The Milano-Sanremo presented by Crédit Agricole starts in Abbiategrasso and, after covering around 30 km of flat roads on the edge of the Ticino River, it returns to the classic route in Pavia. From there the race will head to Ovada, then to the Passo del Turchino climb that leads into Genova Voltri. From there, it rolls westwards through Varazze, Savona, Albenga to Imperia and San Lorenzo al Mare where, after the classic sequence of the Capi (Mele, Cervo and Berta), the atheltes will deal with the two climbs added in recent decades: the Cipressa (1982) and the Poggio di Sanremo (1961). The Cipressa is just over 5.6 km long with a gradient of 4.1%. The highly testing descent leads back down to SS 1 Aurelia.
The ascent of Poggio di Sanremo begins with 9 km remaining to the finish (3.7 km, average gradient less than 4%, maximum 8% in the segment before getting to the top of the climb). The road is slightly narrower, with 4 hairpin turns in the first 2 km. The descent is testing, on asphalt switchback roads, narrow at points and with twists and turns as far as the junction with SS 1 Aurelia. The final part of the descent enters urban Sanremo. The last 2 km are on long, straight urban roads. There is a left-hand bend on a roundabout 850 m from the finish line. The last bend, leading into the home straight in Via Roma, is 750 m from the finish line.
start / finish
Abbiategrasso (32 592 inhabitants – 120 m a.s.l.) is located 22km south-west of Milan, in the Ticino Park. The first settlements date back to the 1st century BC, according to archaeological findings. The name of Habiate remains until the 10th century when the epithet “Grasso” (fat), common to other places, is added to it, probably referring to the fertility of the soil.
The fortune of Habiate coincided with the possibility of making the Naviglio Grande (a canal that leads to Milan) navigable after 1270, since once the Naviglio fed the external protection moat of the village, reaching the Visconteo Castle. The heart of the city is the ancient market square, Piazza Marconi with its unique elongated triangular shape, where nowadays we can find the offices of the city hall.
The towpaths used to drag the ships have now become unique cycle paths that lead from Milan to the Maggiore Lake and to beautiful paths in the Ticino Park and towards Pavia.
On the table: Gorgonzola (a cheese with a strong flavor) Cassoela (a typical winter dish including mainly pork meat and vegetables) with polenta, Braised meat, Cold cuts from the Ticino Park, Risotto with ossobuco (Yellow salted rice with marrowbone) and many rice-based dishes.

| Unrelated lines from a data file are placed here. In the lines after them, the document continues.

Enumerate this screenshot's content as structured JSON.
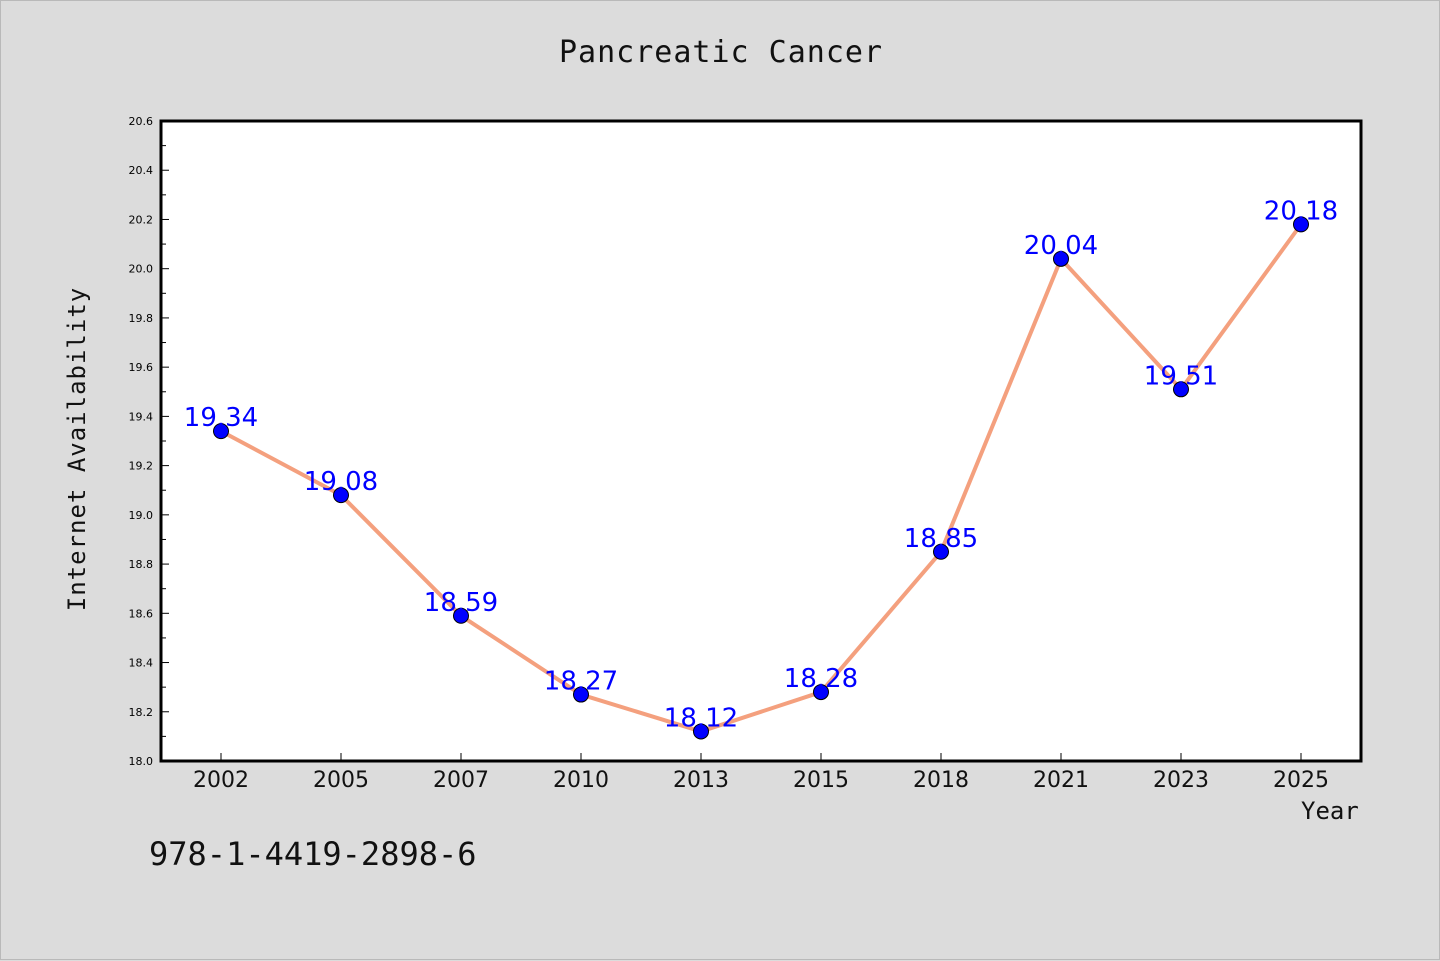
{
  "footer": {
    "isbn": "978-1-4419-2898-6"
  },
  "colors": {
    "background": "#dcdcdc",
    "plot_background": "#ffffff",
    "line": "#f4a07e",
    "marker": "#0000ff",
    "data_label": "#0000ff",
    "axis": "#000000"
  },
  "chart_data": {
    "type": "line",
    "title": "Pancreatic Cancer",
    "xlabel": "Year",
    "ylabel": "Internet Availability",
    "categories": [
      "2002",
      "2005",
      "2007",
      "2010",
      "2013",
      "2015",
      "2018",
      "2021",
      "2023",
      "2025"
    ],
    "series": [
      {
        "values": [
          19.34,
          19.08,
          18.59,
          18.27,
          18.12,
          18.28,
          18.85,
          20.04,
          19.51,
          20.18
        ]
      }
    ],
    "ylim": [
      18.0,
      20.6
    ],
    "yticks": [
      "18.0",
      "18.2",
      "18.4",
      "18.6",
      "18.8",
      "19.0",
      "19.2",
      "19.4",
      "19.6",
      "19.8",
      "20.0",
      "20.2",
      "20.4",
      "20.6"
    ],
    "data_labels": [
      "19.34",
      "19.08",
      "18.59",
      "18.27",
      "18.12",
      "18.28",
      "18.85",
      "20.04",
      "19.51",
      "20.18"
    ],
    "grid": false,
    "legend": "none"
  }
}
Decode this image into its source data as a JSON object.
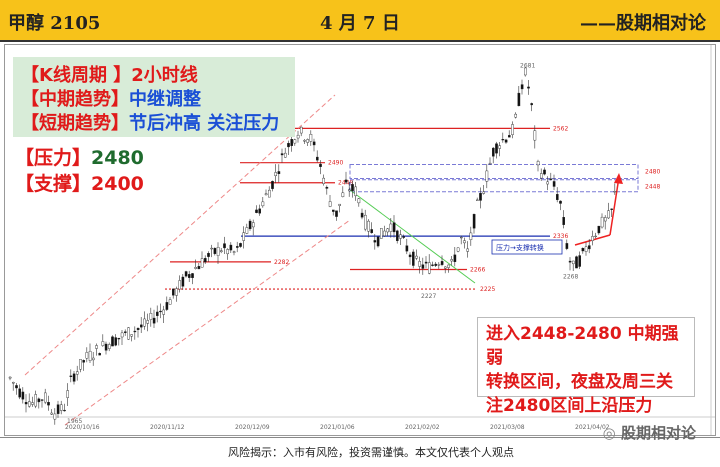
{
  "header": {
    "symbol": "甲醇 2105",
    "date": "4 月 7 日",
    "brand": "——股期相对论"
  },
  "info": {
    "period_label": "【K线周期 】",
    "period_value": "2小时线",
    "mid_label": "【中期趋势】",
    "mid_value": "中继调整",
    "short_label": "【短期趋势】",
    "short_value": "节后冲高 关注压力",
    "resistance_label": "【压力】",
    "resistance_value": "2480",
    "support_label": "【支撑】",
    "support_value": "2400"
  },
  "note": {
    "line1": "进入2448-2480 中期强弱",
    "line2": "转换区间，夜盘及周三关",
    "line3": "注2480区间上沿压力"
  },
  "footer": {
    "risk": "风险揭示：入市有风险，投资需谨慎。本文仅代表个人观点",
    "watermark": "股期相对论"
  },
  "chart_data": {
    "type": "line",
    "series_style": "candlestick",
    "ylim": [
      1940,
      2720
    ],
    "x_ticks": [
      "2020/10/16",
      "2020/11/12",
      "2020/12/09",
      "2021/01/06",
      "2021/02/02",
      "2021/03/08",
      "2021/04/02"
    ],
    "price_points": [
      [
        0,
        2050
      ],
      [
        14,
        2010
      ],
      [
        26,
        1985
      ],
      [
        38,
        2000
      ],
      [
        48,
        1965
      ],
      [
        58,
        1975
      ],
      [
        66,
        2040
      ],
      [
        80,
        2080
      ],
      [
        100,
        2110
      ],
      [
        120,
        2130
      ],
      [
        140,
        2150
      ],
      [
        160,
        2190
      ],
      [
        180,
        2250
      ],
      [
        200,
        2290
      ],
      [
        215,
        2310
      ],
      [
        230,
        2300
      ],
      [
        250,
        2380
      ],
      [
        265,
        2440
      ],
      [
        280,
        2520
      ],
      [
        292,
        2555
      ],
      [
        305,
        2540
      ],
      [
        315,
        2480
      ],
      [
        322,
        2420
      ],
      [
        330,
        2380
      ],
      [
        340,
        2440
      ],
      [
        350,
        2430
      ],
      [
        360,
        2360
      ],
      [
        372,
        2330
      ],
      [
        385,
        2360
      ],
      [
        398,
        2320
      ],
      [
        410,
        2280
      ],
      [
        422,
        2270
      ],
      [
        435,
        2290
      ],
      [
        445,
        2270
      ],
      [
        455,
        2330
      ],
      [
        462,
        2300
      ],
      [
        470,
        2390
      ],
      [
        478,
        2440
      ],
      [
        488,
        2520
      ],
      [
        498,
        2540
      ],
      [
        508,
        2560
      ],
      [
        515,
        2650
      ],
      [
        520,
        2681
      ],
      [
        526,
        2600
      ],
      [
        532,
        2480
      ],
      [
        540,
        2460
      ],
      [
        548,
        2440
      ],
      [
        555,
        2400
      ],
      [
        562,
        2300
      ],
      [
        566,
        2268
      ],
      [
        575,
        2290
      ],
      [
        585,
        2330
      ],
      [
        595,
        2360
      ],
      [
        605,
        2380
      ],
      [
        612,
        2460
      ]
    ],
    "levels": [
      {
        "value": "2562",
        "kind": "resistance-line"
      },
      {
        "value": "2490",
        "kind": "resistance-line"
      },
      {
        "value": "2448",
        "kind": "resistance-line"
      },
      {
        "value": "2336",
        "kind": "support-line"
      },
      {
        "value": "2282",
        "kind": "support-line"
      },
      {
        "value": "2266",
        "kind": "support-line"
      },
      {
        "value": "2225",
        "kind": "support-line"
      },
      {
        "value": "2227",
        "kind": "low"
      },
      {
        "value": "1965",
        "kind": "low"
      },
      {
        "value": "2681",
        "kind": "high"
      },
      {
        "value": "2268",
        "kind": "low"
      },
      {
        "value": "2480",
        "kind": "zone"
      },
      {
        "value": "2448",
        "kind": "zone"
      }
    ],
    "annotations": [
      {
        "text": "压力→支撑转换"
      }
    ]
  }
}
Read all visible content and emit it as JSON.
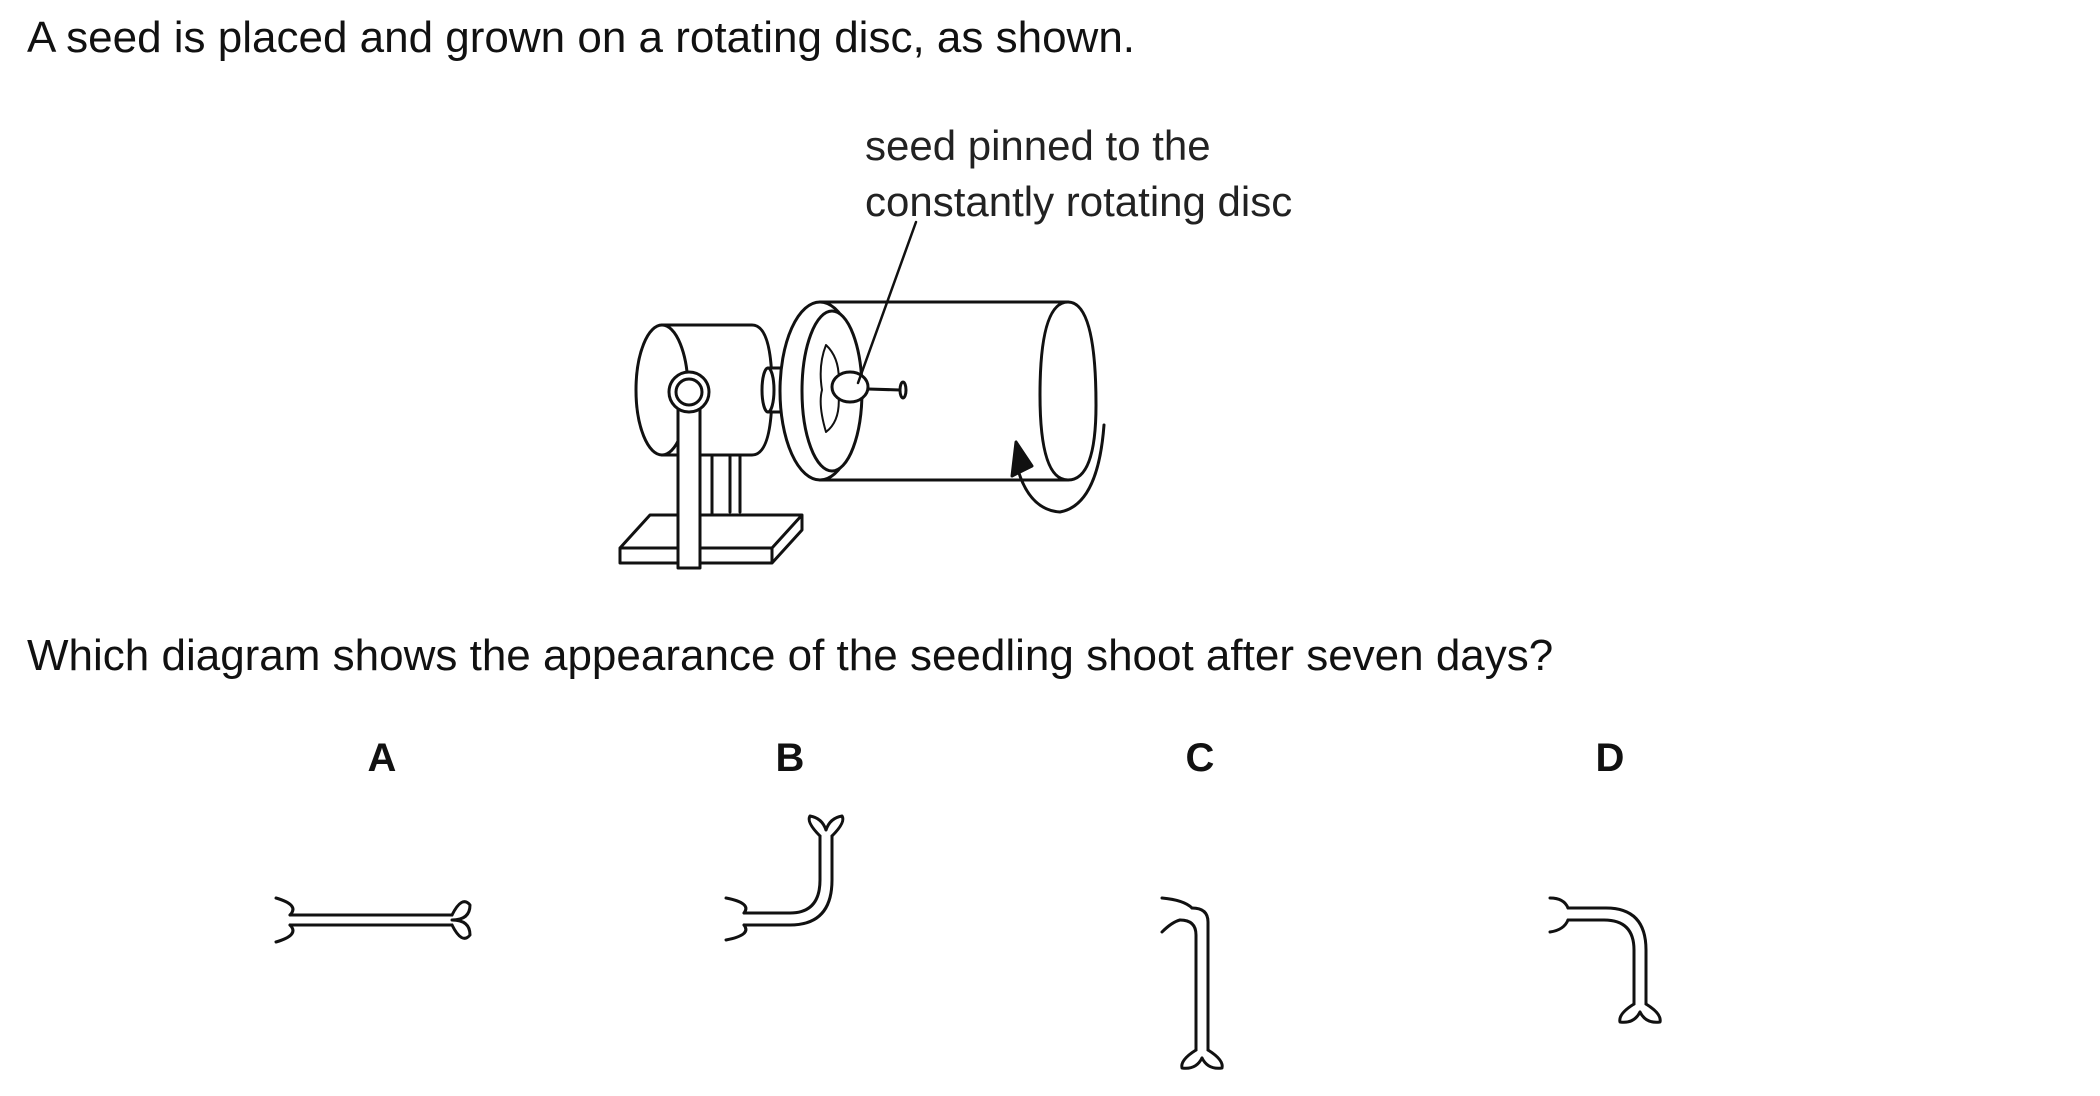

Abbiategrasso is located in the Ticino Park and the “Parco Marchio” producers have been distinguished for years by the quality and variety of their products.
The city is part of the international circuit of the Cittaslow “the cities of good living”.
Lying along the sun-drenched Riviera dei Fiori, Sanremo has a mild and pleasant micro‑climate, as compared to other cities of the region, which makes it the perfect tourist destination.
It is renowned for flower farming (hence its nickname, ‘the city of flowers’) and for a traditional parade of flower-covered floats held every year in the spring, called ‘Sanremo in fiore’. Other famous events taking place in Sanremo every year include the Italian Song Festival, aired by the national broadcaster Rai, and the Rassegna della canzone d’autore, organised by the Club Tenco.
The old town centre (nicknamed La Pigna, ‘the pine cone’, after the shape of its ancient defensive walls) reflects the glorious past of the city. Main sights include the Basilica Collegiata Cattedrale di San Siro, the sanctuary of Madonna della Costa, the hermitage of San Michele, and the Church of Cristo Salvatore, built in the late 19th century by the Russian nobility, nowadays one of the symbols of the town, together with the Casino, nearby, one of the three remaining in Italy.
Notable sights also include many private mansions built along the promenade: Palazzo Bellevue (which has been a luxury hotel for many years, and became the city hall in 1963); Palazzo Borea d’Olmo (one of the major Baroque buildings of western Liguria, a few metres away from Teatro Ariston); Villa Ormond (renowned for its park, with many exotic plants); Villa Nobel (built in Moorish style, the last place where Alfred Nobel lived, currently a museum and a venue for cultural meetings), Villa King, nearby (Art Deco), and Castello Devachan (the venue of the meeting of the victorious Allies after the end of World War I in 1920).
Speaking of sports, the city is renowned as finish location of Milano-Sanremo (one of the major springtime classics on the international cycling calendar), and it has been the venue of an iconic automobile rally since 1928.